Kazakhstan's president is preparing to back a move to cancel elections in the oil-rich former Soviet Republic until 2020, his chief spokesperson said on Tuesday, confirming that the self-styled citizen's initiative has the full support of the country's leadership.
"If there is a decision on holding a referendum, then I believe that he will be ready for such an eventuality," Yermukhamet Yertysbayev, an adviser to Nursultan Nazarbayev, said in an interview with a pro-government Kazakh newspaper.
Mr Yertysbayev is known as "the president's nightingale", because the views he expresses reflect those of Mr Nazarbayev.
The referendum, which is expected to take place as early as March, would cement Mr Nazarbayev, who has ruled since the dying days of the Soviet Union, in place until he is 80 years old.
Kazakhstan, which has never held an election judged free and fair by international observers, held a referendum in 1996 to postpone elections until 2000, a vote which was easily won by Mr Nazarbayev's supporters. But a ten-year moratorium on elections is unprecedented for the country.
Mr Yertysbayev argued that the pause would enable Mr Nazarbayev to concentrate on planned economic reforms.

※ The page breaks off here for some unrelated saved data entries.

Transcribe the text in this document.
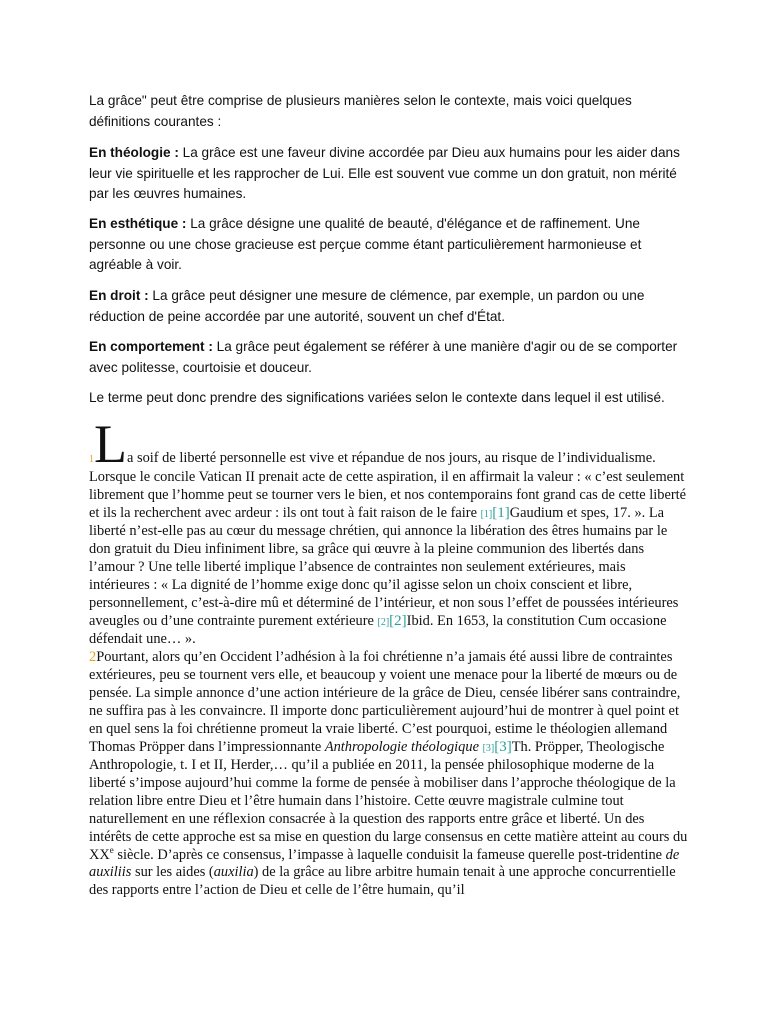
La grâce" peut être comprise de plusieurs manières selon le contexte, mais voici quelques définitions courantes :

En théologie : La grâce est une faveur divine accordée par Dieu aux humains pour les aider dans leur vie spirituelle et les rapprocher de Lui. Elle est souvent vue comme un don gratuit, non mérité par les œuvres humaines.

En esthétique : La grâce désigne une qualité de beauté, d'élégance et de raffinement. Une personne ou une chose gracieuse est perçue comme étant particulièrement harmonieuse et agréable à voir.

En droit : La grâce peut désigner une mesure de clémence, par exemple, un pardon ou une réduction de peine accordée par une autorité, souvent un chef d'État.

En comportement : La grâce peut également se référer à une manière d'agir ou de se comporter avec politesse, courtoisie et douceur.

Le terme peut donc prendre des significations variées selon le contexte dans lequel il est utilisé.

1La soif de liberté personnelle est vive et répandue de nos jours, au risque de l’individualisme. Lorsque le concile Vatican II prenait acte de cette aspiration, il en affirmait la valeur : « c’est seulement librement que l’homme peut se tourner vers le bien, et nos contemporains font grand cas de cette liberté et ils la recherchent avec ardeur : ils ont tout à fait raison de le faire [1][1]Gaudium et spes, 17. ». La liberté n’est-elle pas au cœur du message chrétien, qui annonce la libération des êtres humains par le don gratuit du Dieu infiniment libre, sa grâce qui œuvre à la pleine communion des libertés dans l’amour ? Une telle liberté implique l’absence de contraintes non seulement extérieures, mais intérieures : « La dignité de l’homme exige donc qu’il agisse selon un choix conscient et libre, personnellement, c’est-à-dire mû et déterminé de l’intérieur, et non sous l’effet de poussées intérieures aveugles ou d’une contrainte purement extérieure [2][2]Ibid. En 1653, la constitution Cum occasione défendait une… ».

2Pourtant, alors qu’en Occident l’adhésion à la foi chrétienne n’a jamais été aussi libre de contraintes extérieures, peu se tournent vers elle, et beaucoup y voient une menace pour la liberté de mœurs ou de pensée. La simple annonce d’une action intérieure de la grâce de Dieu, censée libérer sans contraindre, ne suffira pas à les convaincre. Il importe donc particulièrement aujourd’hui de montrer à quel point et en quel sens la foi chrétienne promeut la vraie liberté. C’est pourquoi, estime le théologien allemand Thomas Pröpper dans l’impressionnante Anthropologie théologique [3][3]Th. Pröpper, Theologische Anthropologie, t. I et II, Herder,… qu’il a publiée en 2011, la pensée philosophique moderne de la liberté s’impose aujourd’hui comme la forme de pensée à mobiliser dans l’approche théologique de la relation libre entre Dieu et l’être humain dans l’histoire. Cette œuvre magistrale culmine tout naturellement en une réflexion consacrée à la question des rapports entre grâce et liberté. Un des intérêts de cette approche est sa mise en question du large consensus en cette matière atteint au cours du XXe siècle. D’après ce consensus, l’impasse à laquelle conduisit la fameuse querelle post-tridentine de auxiliis sur les aides (auxilia) de la grâce au libre arbitre humain tenait à une approche concurrentielle des rapports entre l’action de Dieu et celle de l’être humain, qu’il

Bulat Abilov, chairman of the opposition Azat party, warned that the plan could have a damaging long-term effect. "I am afraid that it could turn as out as it happened in the Soviet times, when many talented people just left the country. It will badly affect the economy in the long run."
Mr Yertysbayev pointed out that if Kazakhstan did hold elections in 2012, as previously planned, Mr Nazarbayev would win more than 90 per cent of the votes. But he conceded that the plan would be controversial, particularly for international organisations, such as the Organisation for Security and Co-operation in Europe (OSCE), which Kazakhstan has chaired this year.
"Of course, a number of democratic institutions, such as the OSCE, will criticise the referendum, but in reality all Western European countries, as well as the USA and Canada, China and Japan, want to have stability in Central Asia," he said.
Kassymzhomart Tokayev, the Chairman of the Kazakh senate, said he was confident that the senate would "unanimously support this initiative and provide the necessary legal framework for its implementation".